Chego na escola da minha filha para buscá-la. Encontro alguns professores fumando maconha no pátio. Já havia terminado o turno, e ninguém tem nada com isso. Riem, aparentemente felizes. Mas tenho a impressão de que seus dentes antes eram mais brancos…

Noutra cena, uma passeata: mães em marcha, clamando por alguma regulação quanto ao uso de drogas no entorno das escolas… e hospitais. Algumas ostentam fundas olheiras, fruto de noites maldormidas, e de trabalho quase escravo para sustentar filhos presos ao tráfico.

Esse pode ser o novo normal. Temos um placar de 5×1 em importante julgamento na corte excelsa. Os ministros supremos caminham no sentido de decidir que uma pequena quantidade de substância entorpecente para uso pessoal – talvez 50 gramas – não tem o condão de ferir a saúde pública, a tranquilidade, a segurança e outros bens jurídicos adjacentes.

Juridicamente talvez estejam certos. O Direito Penal deve ter lugar apenas quando se fere o outro. No caso das drogas, se estiver fazendo mal apenas a si próprio, não atenderia à alteridade, nem à ofensividade, intervenção mínima…. e tantos outros princípios que podemos invocar em defesa da descriminalização… mas o buraco é mais embaixo.

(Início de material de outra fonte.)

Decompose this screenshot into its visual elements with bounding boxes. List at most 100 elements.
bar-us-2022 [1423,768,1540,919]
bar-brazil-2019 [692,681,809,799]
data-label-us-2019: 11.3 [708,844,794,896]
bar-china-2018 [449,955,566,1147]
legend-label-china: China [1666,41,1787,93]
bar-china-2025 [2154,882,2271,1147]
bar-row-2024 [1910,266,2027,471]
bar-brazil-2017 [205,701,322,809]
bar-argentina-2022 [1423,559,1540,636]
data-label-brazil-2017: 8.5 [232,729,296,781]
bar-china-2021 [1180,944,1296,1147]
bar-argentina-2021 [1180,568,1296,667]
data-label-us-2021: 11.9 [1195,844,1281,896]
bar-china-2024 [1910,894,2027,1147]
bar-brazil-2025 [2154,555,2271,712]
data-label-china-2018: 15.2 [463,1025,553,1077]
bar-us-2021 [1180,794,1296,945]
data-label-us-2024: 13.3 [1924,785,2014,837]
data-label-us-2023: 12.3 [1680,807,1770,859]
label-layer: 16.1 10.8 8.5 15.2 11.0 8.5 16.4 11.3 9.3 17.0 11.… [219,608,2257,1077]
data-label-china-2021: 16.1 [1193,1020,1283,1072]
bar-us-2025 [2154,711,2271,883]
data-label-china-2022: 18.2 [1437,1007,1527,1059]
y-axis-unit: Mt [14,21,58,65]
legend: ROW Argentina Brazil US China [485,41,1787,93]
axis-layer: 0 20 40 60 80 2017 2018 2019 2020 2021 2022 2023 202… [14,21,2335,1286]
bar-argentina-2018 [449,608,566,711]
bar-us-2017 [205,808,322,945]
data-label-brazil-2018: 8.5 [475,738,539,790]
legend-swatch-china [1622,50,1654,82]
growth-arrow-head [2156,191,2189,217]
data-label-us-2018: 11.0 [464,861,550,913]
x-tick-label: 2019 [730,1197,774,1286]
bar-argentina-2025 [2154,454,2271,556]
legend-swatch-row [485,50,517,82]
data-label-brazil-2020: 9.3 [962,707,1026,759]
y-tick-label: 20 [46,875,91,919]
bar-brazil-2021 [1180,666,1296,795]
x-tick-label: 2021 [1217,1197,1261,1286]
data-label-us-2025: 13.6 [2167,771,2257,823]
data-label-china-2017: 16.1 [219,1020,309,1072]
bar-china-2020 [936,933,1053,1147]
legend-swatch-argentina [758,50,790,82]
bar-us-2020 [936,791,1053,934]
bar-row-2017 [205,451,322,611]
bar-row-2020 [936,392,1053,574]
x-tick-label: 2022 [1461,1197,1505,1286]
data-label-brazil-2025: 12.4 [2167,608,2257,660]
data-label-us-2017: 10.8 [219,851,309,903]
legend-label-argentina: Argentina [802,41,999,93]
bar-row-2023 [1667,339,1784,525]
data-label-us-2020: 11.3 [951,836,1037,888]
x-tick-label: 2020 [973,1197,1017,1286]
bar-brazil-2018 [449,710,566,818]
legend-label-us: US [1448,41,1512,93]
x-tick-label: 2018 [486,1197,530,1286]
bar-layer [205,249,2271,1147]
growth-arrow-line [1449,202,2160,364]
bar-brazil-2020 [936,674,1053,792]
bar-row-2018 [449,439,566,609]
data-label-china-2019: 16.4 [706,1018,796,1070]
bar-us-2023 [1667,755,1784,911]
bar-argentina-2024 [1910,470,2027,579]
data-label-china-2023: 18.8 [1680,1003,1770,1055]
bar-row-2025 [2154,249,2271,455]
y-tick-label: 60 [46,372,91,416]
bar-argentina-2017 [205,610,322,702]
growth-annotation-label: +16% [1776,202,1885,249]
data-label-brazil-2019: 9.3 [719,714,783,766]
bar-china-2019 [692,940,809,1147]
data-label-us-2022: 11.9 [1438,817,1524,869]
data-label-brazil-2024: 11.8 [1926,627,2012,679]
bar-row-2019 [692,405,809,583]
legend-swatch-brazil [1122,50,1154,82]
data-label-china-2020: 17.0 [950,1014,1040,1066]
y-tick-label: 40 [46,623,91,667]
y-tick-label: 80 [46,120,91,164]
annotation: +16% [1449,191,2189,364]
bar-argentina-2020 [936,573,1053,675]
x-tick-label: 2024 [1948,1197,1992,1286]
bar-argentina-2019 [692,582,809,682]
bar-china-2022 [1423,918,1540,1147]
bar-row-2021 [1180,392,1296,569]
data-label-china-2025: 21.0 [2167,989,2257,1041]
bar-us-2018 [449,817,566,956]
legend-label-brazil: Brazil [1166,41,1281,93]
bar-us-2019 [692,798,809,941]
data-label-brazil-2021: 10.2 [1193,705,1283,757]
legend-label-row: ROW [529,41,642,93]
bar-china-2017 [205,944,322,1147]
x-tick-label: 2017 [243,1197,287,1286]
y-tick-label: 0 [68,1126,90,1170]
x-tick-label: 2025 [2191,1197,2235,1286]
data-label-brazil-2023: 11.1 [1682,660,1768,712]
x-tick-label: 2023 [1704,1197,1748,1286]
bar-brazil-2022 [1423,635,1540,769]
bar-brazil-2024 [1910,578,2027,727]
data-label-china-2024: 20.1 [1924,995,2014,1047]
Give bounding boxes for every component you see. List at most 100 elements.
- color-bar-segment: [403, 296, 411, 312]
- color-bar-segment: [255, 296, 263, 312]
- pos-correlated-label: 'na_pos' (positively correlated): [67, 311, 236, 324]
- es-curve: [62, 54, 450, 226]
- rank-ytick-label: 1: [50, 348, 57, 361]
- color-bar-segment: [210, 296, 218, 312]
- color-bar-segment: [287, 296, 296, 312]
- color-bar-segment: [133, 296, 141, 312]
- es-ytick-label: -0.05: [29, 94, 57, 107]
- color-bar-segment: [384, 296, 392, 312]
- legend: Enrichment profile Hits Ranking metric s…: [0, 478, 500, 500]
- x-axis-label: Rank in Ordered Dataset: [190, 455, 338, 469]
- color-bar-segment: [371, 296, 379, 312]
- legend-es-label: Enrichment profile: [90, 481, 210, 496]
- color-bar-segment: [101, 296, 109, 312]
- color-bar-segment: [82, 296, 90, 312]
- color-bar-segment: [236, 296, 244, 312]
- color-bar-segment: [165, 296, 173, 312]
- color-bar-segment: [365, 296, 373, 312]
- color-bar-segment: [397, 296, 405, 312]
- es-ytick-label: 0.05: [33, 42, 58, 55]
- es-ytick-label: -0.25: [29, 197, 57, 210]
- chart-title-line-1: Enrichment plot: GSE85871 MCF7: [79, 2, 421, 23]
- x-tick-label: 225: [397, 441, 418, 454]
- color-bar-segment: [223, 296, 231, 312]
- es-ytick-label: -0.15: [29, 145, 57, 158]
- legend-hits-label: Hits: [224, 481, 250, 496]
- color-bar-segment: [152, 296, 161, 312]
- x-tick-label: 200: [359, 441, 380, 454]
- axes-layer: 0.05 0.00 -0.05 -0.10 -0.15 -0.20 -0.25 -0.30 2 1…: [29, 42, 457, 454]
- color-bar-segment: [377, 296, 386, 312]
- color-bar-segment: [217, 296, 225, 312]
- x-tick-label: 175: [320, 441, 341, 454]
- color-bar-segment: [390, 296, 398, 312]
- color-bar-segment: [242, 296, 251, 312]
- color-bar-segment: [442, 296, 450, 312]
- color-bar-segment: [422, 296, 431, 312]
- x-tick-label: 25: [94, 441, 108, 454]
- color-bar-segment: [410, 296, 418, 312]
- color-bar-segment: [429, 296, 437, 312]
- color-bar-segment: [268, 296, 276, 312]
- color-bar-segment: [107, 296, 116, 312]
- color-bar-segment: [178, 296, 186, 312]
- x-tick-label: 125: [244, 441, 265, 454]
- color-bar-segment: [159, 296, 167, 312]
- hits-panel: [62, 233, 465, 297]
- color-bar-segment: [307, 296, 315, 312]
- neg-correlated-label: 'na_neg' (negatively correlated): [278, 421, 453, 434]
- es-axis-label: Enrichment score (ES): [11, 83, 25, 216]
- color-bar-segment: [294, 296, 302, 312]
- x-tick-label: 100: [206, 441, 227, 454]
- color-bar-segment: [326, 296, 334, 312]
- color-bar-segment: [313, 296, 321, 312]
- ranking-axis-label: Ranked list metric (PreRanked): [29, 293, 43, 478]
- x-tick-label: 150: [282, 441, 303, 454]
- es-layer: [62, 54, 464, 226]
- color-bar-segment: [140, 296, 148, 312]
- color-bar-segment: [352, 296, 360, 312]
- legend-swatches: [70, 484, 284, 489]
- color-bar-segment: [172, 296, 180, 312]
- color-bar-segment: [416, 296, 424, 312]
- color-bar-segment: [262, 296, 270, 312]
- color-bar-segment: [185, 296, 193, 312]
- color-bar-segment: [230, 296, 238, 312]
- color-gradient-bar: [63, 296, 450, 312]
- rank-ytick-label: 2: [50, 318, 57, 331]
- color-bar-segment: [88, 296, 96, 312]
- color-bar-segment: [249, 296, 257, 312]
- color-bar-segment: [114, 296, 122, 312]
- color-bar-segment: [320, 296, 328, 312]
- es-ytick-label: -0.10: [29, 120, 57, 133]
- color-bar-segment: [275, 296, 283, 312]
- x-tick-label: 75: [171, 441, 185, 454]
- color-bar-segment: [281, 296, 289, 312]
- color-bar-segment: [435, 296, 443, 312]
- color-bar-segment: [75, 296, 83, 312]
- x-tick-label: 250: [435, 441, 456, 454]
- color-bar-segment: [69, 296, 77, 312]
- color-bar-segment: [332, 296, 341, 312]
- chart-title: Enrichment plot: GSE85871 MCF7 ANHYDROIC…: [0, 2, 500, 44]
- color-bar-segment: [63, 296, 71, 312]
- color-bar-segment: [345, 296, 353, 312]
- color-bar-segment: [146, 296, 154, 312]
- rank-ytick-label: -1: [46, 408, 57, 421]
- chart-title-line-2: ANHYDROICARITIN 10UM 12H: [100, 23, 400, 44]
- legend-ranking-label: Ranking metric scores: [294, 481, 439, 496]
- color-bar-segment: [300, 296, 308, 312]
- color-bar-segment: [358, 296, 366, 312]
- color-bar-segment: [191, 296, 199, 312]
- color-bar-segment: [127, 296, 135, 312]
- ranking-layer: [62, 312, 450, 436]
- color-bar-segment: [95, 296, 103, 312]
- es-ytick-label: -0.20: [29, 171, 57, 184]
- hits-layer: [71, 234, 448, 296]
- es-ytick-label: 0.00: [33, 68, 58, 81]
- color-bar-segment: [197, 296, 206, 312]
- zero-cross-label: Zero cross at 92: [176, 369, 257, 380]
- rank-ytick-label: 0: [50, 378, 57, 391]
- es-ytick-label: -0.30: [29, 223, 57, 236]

A equação posta não fecha. Como descriminalizar o uso (posse para uso) e seguir punindo o tráfico? Se descriminalizar a posse para uso, obviamente o uso aumenta. E mais uso demanda mais produção, mais transporte, mais comércio. Tudo no ilícito??

E antes que me apedrejem, tenho consciência de que estamos trabalhando errado. Nunca se prendeu tanta gente; nunca se apreendeu tantas drogas… e armas. E o consumo não cede. O tráfico só encorpa, e a massa carcerária aumenta. As prisões de pequenos traficantes só fazem alimentar a horda das facções. É mão de obra barata e descartável, posta à disposição dos grupos criminosos, dentro e fora das cadeias.

Mas a discussão no STF precisa ser ampliada. Já não há pena de prisão para usuários na Lei de Drogas. O que está inchando as cadeias e aparelhando as facções com mão de obra barata e descartável é a prisão de traficantes de drogas. A questão central é essa! E vão liberar o uso, mas manter proibido o comércio? Para que eu quero descer!

Muitos usuários passam ao tráfico para sustentar o próprio vício, por diversão, para ganhar status, ou por oportunidade de trabalho. E logo em seguida estão presos nos tentáculos das facções. E arrastam as famílias junto. Essa realidade grita na análise da curva crescente de homicídios.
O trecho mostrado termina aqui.